See, I've pretty much figured out that the thing I wanted to happen is pretty much not going to happen for various reasons. One, I'm an idiot, and I don't think before I do stuff. Two, it's looking like things won't work out for next semester, and even if they do, I still won't be able to be around much. Three, I really don't have the time next semester anyway. Four, I'm still very confused, and I don't know where I stand. Five, I don't want to mess up the friendships I've got going.
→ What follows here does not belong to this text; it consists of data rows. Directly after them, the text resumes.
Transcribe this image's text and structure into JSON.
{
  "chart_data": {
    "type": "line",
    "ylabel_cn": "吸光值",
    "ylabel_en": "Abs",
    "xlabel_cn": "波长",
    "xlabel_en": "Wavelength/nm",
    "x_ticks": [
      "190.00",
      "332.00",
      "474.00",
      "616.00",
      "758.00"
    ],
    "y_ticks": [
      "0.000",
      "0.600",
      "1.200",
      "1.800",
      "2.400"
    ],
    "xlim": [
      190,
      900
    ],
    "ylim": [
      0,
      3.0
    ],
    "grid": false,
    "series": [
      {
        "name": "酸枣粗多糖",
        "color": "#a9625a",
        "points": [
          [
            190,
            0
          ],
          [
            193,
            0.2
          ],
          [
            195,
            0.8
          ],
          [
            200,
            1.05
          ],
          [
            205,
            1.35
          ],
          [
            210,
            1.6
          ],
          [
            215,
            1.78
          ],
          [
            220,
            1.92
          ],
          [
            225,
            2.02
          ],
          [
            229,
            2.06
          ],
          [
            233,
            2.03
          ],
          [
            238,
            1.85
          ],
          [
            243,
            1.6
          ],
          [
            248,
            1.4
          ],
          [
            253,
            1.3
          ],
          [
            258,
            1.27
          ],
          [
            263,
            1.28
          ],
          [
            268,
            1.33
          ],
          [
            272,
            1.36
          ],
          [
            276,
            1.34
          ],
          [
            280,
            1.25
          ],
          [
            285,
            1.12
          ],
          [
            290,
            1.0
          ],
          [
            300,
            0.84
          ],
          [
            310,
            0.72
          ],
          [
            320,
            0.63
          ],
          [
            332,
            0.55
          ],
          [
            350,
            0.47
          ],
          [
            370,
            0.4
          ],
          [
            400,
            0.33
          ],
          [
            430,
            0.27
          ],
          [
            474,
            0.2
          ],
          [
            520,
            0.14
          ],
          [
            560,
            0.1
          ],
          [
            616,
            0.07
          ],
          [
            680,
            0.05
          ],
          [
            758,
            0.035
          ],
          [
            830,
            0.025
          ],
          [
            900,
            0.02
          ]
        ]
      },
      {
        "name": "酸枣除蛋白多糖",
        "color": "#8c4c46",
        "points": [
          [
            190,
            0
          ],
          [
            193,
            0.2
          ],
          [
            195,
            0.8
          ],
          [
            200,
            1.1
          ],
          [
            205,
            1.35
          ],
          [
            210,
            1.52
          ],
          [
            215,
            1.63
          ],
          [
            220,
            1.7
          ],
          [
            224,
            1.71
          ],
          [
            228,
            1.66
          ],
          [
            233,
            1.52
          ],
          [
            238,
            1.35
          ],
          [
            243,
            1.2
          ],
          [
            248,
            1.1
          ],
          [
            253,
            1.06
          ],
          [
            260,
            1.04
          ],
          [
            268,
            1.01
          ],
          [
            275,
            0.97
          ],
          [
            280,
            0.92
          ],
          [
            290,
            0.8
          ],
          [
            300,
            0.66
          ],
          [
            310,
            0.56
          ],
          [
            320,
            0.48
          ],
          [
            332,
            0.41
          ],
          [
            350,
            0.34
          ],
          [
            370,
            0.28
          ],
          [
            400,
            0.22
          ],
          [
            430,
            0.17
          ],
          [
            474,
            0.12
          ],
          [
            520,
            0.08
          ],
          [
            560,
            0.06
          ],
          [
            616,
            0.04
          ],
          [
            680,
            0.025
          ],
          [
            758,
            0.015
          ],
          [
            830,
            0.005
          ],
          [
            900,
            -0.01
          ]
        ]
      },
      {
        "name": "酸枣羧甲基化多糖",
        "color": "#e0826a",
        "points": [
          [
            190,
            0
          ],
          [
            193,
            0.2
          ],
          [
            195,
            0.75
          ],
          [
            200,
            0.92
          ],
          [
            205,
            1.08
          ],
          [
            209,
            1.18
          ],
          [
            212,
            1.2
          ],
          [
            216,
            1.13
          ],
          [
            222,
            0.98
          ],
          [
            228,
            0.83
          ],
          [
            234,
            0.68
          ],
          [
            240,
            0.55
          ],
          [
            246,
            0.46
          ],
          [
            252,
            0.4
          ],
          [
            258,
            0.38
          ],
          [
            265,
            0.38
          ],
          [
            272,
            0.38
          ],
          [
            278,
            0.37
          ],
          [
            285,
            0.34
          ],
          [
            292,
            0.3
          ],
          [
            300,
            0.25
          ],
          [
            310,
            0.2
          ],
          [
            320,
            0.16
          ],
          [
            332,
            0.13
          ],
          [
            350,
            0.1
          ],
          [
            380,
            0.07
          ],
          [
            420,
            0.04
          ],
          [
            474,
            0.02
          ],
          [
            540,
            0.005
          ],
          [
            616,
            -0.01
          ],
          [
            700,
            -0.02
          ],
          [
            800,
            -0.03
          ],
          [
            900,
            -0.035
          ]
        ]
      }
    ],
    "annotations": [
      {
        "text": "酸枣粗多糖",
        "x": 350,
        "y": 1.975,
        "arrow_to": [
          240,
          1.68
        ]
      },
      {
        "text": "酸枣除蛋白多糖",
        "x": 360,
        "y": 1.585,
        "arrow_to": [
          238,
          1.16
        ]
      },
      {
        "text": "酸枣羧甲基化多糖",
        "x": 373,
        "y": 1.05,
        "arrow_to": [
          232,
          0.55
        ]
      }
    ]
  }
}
So, even though I really want that certain thing to happen, I don't think it will. There's just so much in opposition of it, and all I can think of to do is just wait and watch for God to do something big....or say "no." I'm not being particularly optimistic about any of this, because God has recently been showing me amazing things, but not letting me go do them. After practically hitting me on the head with a calling, or opportunities for summer employment, God pulls back and tells me that I can't do whatever it was that I thought I was supposed to do.
Maybe it's me not listening close enough, I don't know. All I know is that I'm trying, and everything is crashing around my ears. The one thing that hasn't is prayer leader, and I am soooo unbelievably grateful and excited about next semester. I'm already writing down ideas for lessons, and I can't wait to meet my girls!
But, because God has been telling me to wait, and telling me no, I'm afraid that He'll do the same thing this time, with this specific instance that I won't tell you about. Annoying, isn't it? Me rambling on about something that I won't come right out and say. Well, those are the breaks.
Anyway, so, because I'm not sure what God wants, I'm refusing to get my hopes up. The way I figure it, if God really wants this to happen, then He'll have to do it, because I don't trust myself to do this right. Especially because I've been messing up so much lately.